Ohio State has the sousaphone player who dots the “I” in Ohio State for the marching band. The University of Colorado-Boulder lets students run with the mascot, Ralphie the buffalo, on the field each game. From the gridiron to the Fargo-Moorhead area these traditions cultivate the college football experience for students, as even Concordia has a few traditions up its sleeve.

Concordia’s highly recognized beanies were established in 1992. The first beanies were green until 1942 when the dye used to make them became unattainable. After a 13 year drought, the beanies resurfaced with a maroon and gold colored sequence.

The beanie rules are simple. All freshman students are issued beanies and encouraged to wear them from move-in day until the signature “beanie toss” on Olin Hill during the first day of classes.

The rules, according to cord.edu, are “Beanies should not be worn off campus” and “Hazing activities involving the beanie are not permitted.” MSUM, however, has a long-time tradition of snatching the beanies, which almost ended in 2006 due to mass snatches.

Beanie snatching is a tradition MSUM may or not be proud of, but at one time MSUM and Concordia had a rivalry on the gridiron.

The annual Power Bowl series included MSUM and Concordia, but due to possible beanie thefts they haven’t played a regular season football game since 2007. Again, moving away from the gridiron, MSUM has a newly established tradition involving the office of First Year Programs.

Recently, incoming freshman were welcomed with open arms and a vibrant sense of community on campus during Dragon Days.

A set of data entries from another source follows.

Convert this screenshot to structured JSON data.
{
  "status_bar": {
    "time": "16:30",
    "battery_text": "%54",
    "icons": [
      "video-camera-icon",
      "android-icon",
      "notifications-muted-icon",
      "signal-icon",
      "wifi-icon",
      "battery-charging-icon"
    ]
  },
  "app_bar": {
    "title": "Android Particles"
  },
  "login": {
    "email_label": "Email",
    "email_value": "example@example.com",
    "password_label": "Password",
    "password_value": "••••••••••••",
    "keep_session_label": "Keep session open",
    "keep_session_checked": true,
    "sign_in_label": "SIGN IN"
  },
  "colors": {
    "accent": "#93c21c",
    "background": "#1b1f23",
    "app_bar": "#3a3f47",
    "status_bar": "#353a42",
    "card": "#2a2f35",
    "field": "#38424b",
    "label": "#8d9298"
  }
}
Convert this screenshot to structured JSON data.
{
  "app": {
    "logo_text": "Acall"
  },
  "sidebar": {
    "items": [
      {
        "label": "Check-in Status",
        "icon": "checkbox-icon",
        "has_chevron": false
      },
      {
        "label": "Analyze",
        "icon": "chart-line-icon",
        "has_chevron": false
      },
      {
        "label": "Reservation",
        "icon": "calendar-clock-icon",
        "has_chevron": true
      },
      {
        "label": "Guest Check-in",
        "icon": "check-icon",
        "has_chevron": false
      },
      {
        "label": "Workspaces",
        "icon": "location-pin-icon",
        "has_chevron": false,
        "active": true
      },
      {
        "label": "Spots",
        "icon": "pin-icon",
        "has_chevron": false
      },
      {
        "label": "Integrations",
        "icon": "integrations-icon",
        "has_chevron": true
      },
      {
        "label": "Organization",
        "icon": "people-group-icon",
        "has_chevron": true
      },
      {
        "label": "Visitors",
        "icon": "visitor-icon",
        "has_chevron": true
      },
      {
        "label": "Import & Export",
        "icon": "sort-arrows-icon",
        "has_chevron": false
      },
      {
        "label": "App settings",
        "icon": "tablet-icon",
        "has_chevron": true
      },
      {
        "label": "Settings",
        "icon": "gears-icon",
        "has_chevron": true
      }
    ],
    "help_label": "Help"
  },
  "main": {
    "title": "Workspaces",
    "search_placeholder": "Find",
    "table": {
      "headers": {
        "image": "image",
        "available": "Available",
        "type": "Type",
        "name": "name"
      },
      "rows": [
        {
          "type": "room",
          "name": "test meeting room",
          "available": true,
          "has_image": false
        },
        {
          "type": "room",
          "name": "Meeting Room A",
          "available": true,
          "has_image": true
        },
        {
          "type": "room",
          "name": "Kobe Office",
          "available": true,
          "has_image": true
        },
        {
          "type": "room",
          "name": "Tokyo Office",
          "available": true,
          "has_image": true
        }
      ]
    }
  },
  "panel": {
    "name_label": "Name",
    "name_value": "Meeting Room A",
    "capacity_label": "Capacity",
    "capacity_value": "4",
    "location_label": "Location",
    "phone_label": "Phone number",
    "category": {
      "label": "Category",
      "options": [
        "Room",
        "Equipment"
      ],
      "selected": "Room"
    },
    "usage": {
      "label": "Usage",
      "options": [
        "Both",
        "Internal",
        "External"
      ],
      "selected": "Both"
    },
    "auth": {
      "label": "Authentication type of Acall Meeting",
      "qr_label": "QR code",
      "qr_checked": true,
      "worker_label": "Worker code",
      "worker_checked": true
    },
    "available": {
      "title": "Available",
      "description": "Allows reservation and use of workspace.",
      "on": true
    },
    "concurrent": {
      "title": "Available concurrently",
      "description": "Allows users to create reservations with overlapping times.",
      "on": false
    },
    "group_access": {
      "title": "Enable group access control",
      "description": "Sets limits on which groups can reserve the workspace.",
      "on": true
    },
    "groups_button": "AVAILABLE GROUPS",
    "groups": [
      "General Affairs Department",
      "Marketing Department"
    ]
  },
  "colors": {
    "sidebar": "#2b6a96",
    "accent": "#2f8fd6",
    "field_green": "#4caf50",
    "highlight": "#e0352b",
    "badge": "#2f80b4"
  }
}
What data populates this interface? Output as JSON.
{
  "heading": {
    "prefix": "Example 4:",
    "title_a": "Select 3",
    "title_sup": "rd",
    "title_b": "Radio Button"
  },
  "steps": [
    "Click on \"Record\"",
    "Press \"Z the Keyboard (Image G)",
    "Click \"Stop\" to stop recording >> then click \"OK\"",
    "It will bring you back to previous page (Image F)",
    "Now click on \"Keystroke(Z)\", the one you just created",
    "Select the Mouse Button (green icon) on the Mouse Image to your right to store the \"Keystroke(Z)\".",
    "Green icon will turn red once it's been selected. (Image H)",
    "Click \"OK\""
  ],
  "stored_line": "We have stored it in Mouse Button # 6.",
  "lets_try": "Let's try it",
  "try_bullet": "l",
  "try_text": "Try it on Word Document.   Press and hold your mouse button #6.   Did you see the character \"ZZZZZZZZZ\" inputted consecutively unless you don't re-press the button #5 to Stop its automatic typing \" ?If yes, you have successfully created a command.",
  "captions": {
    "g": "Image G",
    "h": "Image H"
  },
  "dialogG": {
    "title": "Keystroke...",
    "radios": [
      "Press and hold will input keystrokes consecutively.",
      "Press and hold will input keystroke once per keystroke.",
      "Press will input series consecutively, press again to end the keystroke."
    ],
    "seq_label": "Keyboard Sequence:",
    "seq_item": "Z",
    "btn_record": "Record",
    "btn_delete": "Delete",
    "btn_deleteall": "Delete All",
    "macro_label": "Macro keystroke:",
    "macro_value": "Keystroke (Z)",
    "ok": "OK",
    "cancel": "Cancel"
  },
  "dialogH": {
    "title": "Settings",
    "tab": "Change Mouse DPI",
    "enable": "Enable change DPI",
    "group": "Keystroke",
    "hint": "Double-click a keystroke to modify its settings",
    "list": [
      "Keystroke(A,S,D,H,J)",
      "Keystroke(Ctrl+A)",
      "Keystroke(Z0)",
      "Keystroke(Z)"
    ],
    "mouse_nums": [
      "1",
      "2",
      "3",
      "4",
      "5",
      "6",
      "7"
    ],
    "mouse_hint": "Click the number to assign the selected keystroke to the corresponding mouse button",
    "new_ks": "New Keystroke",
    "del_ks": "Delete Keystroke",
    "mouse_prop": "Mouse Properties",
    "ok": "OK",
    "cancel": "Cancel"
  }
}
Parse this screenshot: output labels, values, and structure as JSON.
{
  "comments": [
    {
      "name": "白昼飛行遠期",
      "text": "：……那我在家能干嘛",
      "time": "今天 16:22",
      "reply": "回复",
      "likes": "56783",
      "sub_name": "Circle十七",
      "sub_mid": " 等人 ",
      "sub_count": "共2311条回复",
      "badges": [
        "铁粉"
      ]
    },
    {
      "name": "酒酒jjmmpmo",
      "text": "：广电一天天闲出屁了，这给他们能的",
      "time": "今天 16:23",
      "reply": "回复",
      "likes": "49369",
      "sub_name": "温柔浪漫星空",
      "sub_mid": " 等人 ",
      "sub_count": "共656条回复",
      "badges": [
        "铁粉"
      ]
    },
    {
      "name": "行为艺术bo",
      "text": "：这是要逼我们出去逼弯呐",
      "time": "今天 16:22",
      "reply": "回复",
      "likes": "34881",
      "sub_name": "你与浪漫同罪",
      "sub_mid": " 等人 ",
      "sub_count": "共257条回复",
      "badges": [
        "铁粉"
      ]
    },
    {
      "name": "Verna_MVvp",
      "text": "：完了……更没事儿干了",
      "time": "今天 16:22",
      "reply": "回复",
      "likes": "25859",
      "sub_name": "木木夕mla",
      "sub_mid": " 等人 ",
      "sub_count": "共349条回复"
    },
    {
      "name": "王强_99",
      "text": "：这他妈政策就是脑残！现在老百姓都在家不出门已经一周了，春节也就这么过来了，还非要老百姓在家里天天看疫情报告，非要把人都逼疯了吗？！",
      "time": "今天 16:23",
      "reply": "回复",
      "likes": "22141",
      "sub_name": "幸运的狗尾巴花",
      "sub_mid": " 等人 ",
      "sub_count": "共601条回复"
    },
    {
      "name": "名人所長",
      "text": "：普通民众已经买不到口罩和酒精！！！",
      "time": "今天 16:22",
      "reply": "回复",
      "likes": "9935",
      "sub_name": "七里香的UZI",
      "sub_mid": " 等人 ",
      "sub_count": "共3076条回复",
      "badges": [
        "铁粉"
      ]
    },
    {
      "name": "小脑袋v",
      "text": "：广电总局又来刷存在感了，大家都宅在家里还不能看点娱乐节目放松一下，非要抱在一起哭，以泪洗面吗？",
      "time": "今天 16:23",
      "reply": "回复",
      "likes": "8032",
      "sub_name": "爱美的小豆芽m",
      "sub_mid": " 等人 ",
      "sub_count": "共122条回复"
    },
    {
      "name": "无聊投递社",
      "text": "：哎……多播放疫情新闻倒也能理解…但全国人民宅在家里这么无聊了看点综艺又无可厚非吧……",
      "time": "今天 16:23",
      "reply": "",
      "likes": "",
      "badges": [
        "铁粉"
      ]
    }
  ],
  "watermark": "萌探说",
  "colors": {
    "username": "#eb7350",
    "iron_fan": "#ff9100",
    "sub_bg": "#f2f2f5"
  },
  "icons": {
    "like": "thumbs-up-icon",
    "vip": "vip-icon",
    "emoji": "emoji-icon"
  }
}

They were offered swanky red cable knit mittens with MSUM letters stitched into the middle. From what I am told, Admissions provided them and all incoming freshmen received the mittens on their Dragon Day. Family members could also obtain the mittens by winning games during the event.

“I absolutely love them,” Dragon Ambassador Amanda Olson said. “I love that they will help add to the Dragon pride we’re working on boosting around campus by starting with the incoming students.”

During her campus tours, a number of students told her they think the mittens are awesome because they are of good quality and comfy. Plus what student wouldn’t mind a little extra Dragon gear?

I am most definitely up for some new traditions on campus, and starting with freshman students is a bona fide idea. MSUM is chalk full of traditions on and off the field. MSUM mittens bring uniqueness to campus and a close-knit sense of welcoming that separates us from Concordia and NDSU.

Traditions like this and Dragon pride make me glad to go to a school like MSUM.

Perhaps giving out mittens during homecoming events and others on campus would help boost pride; hopefully the bookstore will supply them so current students won’t feel left out of the new tradition. I would love the new mittens and so would most of the current students.

Who knows, perhaps 92 years from now MSUM will still have the mitten tradition, and Dragon pride won’t be forgotten.